Merron was delighted to have got round a course that featured far-from ideal weather conditions, with a time that bisected the boat's previous two reference times - 90 days for Swiss skipper Dominique Wavre in 2012-13 and 107 days for the American sailor Rich Wilson in 2016-17. She said she struggled to settle down going south in the Atlantic but then found her rhythm in the southern ocean.

She highlighted an issue that few IMOCA skippers talk about - the strange sensation of being out on the ocean on your own, but knowing that thousands of armchair sailors around the world are watching your every move and often thinking they could do better.

"I wasn't very good on the way down the Atlantic until I stopped worrying about my performance and what armchairs sailors were thinking of my course," Merron explained. "I stopped worrying about that and I thought 'you know, I don't care any longer, I am going to race how I want' and then I started racing quite well."
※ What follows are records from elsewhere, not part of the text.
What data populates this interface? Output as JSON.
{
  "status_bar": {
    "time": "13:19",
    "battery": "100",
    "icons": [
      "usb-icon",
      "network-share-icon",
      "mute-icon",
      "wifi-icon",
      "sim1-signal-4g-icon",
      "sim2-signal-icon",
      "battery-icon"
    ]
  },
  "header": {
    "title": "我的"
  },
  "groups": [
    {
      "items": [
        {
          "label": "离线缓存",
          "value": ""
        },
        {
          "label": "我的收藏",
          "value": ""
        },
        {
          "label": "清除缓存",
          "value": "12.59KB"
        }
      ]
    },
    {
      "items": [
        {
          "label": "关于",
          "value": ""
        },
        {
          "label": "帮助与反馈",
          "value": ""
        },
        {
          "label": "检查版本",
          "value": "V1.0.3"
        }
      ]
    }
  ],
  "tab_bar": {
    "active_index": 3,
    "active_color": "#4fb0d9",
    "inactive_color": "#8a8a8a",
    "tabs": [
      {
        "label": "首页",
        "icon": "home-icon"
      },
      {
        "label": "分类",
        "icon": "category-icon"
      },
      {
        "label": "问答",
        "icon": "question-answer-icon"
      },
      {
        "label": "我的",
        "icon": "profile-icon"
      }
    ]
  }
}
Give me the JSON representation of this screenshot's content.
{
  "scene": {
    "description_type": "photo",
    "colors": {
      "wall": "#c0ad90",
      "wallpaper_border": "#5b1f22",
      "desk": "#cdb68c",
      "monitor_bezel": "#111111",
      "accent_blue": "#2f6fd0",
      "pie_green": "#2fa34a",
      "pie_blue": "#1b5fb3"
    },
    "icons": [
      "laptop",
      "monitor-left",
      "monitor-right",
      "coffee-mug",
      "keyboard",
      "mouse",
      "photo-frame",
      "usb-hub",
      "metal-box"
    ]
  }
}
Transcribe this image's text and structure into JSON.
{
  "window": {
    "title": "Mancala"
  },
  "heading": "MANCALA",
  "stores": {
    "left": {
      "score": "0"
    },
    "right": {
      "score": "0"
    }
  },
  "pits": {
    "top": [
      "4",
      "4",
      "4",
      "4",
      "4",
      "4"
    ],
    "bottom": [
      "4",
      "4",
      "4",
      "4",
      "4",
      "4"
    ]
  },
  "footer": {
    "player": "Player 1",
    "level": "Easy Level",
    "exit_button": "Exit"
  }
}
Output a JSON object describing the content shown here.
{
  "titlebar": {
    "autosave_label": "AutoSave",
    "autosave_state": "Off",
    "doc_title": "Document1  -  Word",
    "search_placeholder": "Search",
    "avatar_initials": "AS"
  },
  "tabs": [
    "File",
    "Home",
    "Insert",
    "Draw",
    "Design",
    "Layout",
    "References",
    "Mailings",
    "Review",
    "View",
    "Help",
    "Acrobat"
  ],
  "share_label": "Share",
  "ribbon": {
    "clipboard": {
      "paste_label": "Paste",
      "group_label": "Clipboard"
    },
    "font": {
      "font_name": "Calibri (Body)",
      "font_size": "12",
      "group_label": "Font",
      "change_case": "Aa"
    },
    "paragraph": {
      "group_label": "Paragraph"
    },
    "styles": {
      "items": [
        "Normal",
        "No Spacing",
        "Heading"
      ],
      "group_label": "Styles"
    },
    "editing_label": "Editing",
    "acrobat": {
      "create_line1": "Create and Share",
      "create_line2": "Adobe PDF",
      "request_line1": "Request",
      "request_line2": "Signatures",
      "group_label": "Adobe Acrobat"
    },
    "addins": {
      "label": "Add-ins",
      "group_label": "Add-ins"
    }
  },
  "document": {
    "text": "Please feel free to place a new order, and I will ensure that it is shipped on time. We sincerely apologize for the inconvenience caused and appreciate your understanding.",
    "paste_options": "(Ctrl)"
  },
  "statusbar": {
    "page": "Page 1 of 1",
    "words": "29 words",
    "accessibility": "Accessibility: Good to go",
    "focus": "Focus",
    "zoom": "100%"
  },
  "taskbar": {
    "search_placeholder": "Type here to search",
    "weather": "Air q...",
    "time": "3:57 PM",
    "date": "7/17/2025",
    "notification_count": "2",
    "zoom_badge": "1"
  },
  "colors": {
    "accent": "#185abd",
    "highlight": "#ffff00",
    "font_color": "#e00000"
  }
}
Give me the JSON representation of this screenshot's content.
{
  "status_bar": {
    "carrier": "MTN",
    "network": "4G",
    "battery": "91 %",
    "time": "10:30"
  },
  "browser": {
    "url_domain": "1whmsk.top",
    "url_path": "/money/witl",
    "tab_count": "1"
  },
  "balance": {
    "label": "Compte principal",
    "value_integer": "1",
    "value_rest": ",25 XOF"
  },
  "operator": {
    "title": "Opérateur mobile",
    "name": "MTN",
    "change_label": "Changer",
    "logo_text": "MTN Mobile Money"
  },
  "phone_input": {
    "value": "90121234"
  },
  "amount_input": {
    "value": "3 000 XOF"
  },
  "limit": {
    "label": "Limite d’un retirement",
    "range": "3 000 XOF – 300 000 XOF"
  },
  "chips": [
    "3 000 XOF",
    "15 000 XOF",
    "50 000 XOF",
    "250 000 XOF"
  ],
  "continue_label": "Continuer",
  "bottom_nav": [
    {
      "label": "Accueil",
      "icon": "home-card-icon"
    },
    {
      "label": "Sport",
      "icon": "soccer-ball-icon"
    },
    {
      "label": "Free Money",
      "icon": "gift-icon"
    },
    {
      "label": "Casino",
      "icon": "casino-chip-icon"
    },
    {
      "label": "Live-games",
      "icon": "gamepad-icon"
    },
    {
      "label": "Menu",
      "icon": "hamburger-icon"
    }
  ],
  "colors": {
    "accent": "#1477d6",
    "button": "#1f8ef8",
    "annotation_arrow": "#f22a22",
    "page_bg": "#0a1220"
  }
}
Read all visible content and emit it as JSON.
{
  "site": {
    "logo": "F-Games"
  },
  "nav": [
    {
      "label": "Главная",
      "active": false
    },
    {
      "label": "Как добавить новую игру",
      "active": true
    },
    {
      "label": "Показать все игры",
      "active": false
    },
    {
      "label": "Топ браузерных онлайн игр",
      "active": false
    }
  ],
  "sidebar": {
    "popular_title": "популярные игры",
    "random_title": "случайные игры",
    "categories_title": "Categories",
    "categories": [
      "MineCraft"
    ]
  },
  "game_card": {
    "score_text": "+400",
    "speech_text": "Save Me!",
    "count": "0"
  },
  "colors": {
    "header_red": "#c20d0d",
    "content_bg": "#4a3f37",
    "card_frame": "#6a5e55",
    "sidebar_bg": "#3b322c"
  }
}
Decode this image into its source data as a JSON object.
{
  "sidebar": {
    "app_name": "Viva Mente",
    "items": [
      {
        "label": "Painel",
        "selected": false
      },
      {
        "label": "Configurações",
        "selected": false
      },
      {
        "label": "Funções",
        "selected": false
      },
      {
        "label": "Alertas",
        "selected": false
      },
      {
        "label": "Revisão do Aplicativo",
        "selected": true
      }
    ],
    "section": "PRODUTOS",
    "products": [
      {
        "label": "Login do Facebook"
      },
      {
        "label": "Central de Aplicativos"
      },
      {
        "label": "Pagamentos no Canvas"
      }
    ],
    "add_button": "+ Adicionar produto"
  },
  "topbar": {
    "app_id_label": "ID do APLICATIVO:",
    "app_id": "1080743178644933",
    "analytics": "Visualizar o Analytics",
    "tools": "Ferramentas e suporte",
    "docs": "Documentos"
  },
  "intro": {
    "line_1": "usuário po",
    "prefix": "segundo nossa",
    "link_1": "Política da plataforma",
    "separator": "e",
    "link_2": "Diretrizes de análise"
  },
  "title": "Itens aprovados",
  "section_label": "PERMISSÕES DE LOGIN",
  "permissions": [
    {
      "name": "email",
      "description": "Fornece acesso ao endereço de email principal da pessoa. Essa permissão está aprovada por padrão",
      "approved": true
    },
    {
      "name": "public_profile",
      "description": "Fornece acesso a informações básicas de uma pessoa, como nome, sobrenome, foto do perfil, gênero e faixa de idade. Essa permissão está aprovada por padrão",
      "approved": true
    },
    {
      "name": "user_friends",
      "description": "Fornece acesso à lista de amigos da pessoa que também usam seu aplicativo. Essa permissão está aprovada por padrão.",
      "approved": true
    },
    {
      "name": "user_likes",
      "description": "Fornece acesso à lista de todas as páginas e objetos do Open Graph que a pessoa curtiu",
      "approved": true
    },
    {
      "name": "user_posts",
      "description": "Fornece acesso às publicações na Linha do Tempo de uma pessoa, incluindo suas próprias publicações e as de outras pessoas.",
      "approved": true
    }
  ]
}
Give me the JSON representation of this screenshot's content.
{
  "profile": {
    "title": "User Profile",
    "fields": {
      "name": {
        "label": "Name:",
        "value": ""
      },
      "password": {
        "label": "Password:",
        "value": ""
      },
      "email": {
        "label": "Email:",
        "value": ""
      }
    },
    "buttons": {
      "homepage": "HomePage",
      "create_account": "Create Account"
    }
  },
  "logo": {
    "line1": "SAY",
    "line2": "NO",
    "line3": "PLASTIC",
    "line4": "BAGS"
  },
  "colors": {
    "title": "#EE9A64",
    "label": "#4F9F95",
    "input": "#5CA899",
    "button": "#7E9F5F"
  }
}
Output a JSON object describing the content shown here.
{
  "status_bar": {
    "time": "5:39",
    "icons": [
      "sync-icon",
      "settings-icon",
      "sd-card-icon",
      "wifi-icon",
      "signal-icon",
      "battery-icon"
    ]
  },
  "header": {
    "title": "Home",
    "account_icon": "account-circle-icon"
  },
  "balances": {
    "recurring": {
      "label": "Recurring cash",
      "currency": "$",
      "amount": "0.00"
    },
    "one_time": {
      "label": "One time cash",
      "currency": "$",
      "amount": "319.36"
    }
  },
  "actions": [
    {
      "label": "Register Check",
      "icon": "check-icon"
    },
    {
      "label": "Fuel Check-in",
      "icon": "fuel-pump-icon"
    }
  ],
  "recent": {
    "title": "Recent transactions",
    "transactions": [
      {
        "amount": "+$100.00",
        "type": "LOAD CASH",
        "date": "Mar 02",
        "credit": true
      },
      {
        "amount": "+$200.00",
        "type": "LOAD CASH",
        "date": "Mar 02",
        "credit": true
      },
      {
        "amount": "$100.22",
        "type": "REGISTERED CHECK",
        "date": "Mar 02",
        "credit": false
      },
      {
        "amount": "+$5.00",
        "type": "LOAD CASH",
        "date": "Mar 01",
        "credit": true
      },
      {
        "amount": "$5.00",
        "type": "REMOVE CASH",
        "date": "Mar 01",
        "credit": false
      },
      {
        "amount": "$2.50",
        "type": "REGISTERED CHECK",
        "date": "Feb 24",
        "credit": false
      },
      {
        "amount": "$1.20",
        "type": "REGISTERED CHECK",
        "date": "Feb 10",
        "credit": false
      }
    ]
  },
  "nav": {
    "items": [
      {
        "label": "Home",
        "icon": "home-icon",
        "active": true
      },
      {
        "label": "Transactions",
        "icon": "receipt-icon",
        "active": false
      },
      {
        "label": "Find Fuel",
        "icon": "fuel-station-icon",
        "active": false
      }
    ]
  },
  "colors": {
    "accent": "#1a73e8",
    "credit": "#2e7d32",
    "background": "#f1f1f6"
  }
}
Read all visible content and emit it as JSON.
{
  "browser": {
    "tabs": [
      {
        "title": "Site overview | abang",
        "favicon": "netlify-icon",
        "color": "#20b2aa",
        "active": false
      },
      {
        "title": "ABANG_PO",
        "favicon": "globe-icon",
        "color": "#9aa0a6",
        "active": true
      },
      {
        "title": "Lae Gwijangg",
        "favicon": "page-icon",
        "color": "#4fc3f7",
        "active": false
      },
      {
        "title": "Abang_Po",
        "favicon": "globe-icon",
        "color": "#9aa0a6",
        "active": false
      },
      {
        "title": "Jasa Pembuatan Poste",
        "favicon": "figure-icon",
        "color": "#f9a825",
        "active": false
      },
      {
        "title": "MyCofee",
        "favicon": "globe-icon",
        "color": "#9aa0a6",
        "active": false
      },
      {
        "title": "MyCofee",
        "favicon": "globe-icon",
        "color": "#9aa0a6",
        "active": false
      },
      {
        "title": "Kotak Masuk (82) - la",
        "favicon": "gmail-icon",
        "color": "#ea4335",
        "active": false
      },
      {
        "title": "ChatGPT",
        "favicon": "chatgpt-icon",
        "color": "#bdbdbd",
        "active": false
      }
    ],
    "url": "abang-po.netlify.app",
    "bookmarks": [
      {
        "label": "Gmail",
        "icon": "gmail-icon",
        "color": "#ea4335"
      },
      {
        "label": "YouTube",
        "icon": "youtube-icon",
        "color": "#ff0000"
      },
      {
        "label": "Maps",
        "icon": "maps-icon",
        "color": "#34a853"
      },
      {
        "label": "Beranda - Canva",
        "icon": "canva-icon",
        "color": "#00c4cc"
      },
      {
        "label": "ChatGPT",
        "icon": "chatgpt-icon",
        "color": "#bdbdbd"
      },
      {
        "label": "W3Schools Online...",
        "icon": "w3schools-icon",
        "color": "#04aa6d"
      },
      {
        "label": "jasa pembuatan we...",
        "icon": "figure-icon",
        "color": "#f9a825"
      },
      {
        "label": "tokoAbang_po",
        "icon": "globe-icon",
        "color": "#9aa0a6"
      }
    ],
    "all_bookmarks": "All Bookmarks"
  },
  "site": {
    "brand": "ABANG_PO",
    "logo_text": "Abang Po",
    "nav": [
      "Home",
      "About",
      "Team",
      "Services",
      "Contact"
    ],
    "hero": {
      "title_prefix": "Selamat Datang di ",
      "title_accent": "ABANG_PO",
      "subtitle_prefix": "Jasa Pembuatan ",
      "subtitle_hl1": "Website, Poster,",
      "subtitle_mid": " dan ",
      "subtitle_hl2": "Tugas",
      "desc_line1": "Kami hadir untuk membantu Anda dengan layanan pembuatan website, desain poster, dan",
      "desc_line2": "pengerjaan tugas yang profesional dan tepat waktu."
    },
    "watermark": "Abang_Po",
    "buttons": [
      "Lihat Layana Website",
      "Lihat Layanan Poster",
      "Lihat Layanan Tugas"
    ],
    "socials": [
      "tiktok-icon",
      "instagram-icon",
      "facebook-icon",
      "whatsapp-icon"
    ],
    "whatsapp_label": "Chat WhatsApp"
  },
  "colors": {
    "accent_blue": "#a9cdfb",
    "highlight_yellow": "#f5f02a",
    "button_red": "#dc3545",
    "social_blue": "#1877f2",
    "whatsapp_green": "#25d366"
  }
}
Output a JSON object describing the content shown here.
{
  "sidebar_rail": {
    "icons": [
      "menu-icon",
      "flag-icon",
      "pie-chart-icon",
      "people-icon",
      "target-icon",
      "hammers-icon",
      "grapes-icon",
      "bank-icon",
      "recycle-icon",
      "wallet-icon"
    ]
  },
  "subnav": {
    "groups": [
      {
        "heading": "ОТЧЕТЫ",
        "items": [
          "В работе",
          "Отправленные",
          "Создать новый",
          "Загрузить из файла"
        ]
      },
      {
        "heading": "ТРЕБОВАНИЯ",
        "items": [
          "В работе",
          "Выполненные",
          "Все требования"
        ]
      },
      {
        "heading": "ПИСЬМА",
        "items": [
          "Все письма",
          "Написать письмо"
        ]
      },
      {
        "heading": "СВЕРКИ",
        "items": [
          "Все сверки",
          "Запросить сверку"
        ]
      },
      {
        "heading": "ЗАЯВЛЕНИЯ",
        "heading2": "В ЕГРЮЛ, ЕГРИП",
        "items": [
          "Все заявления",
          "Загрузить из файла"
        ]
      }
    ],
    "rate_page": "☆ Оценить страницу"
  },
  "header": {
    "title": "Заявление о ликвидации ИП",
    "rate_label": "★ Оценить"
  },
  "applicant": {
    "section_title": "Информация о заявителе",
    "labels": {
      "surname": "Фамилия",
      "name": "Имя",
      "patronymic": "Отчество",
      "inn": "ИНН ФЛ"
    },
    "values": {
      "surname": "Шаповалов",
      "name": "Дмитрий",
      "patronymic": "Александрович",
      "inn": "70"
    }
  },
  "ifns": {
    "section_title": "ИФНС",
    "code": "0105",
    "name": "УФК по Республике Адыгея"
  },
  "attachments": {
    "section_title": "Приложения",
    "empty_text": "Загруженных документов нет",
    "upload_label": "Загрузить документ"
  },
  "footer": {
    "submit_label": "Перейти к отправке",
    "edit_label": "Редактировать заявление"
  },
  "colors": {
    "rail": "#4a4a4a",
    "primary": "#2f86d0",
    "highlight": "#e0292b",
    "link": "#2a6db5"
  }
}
"If you decide to do something on board," she continued, "no one on land knows that you have an eight-metre cross sea and coming into the finish, for example, I just couldn't gybe - I couldn't go north, even though that might have got me in eight hours earlier, because it was far too dangerous and nobody on land knows that."

Another unique stress for Merron was sailing the course without full insurance. Her boat was covered for third party incidents, but if it had suffered serious damage or been lost she would have had no recourse. For Merron and Mabire this was a calculated risk because the premium was too expensive, given the overall budget they had. Merron found this hard to cope with at sea. "The nagging thought was always there in the back of my mind," she said. "It was a gamble and hard work and I wouldn't do it that way again."

Like all the finishers in this race Merron - who is already thinking about going back to Class 40 racing - is finding it difficult to settle back to the ways of life on land. "I don't know what I am going to do now," she said. "I need a few more days to realise that I have sailed round the world on my own. At the moment I am interested in eating and being clean and enjoying hot showers. Two hours after the finish, the pressure is off, the adrenaline stops and everything starts hurting."

We asked her what advice she would give to young sailors dreaming of the Vendée Globe. "Anything is possible," she said, "but it is very hard and you have to be prepared to eat a lot of pasta."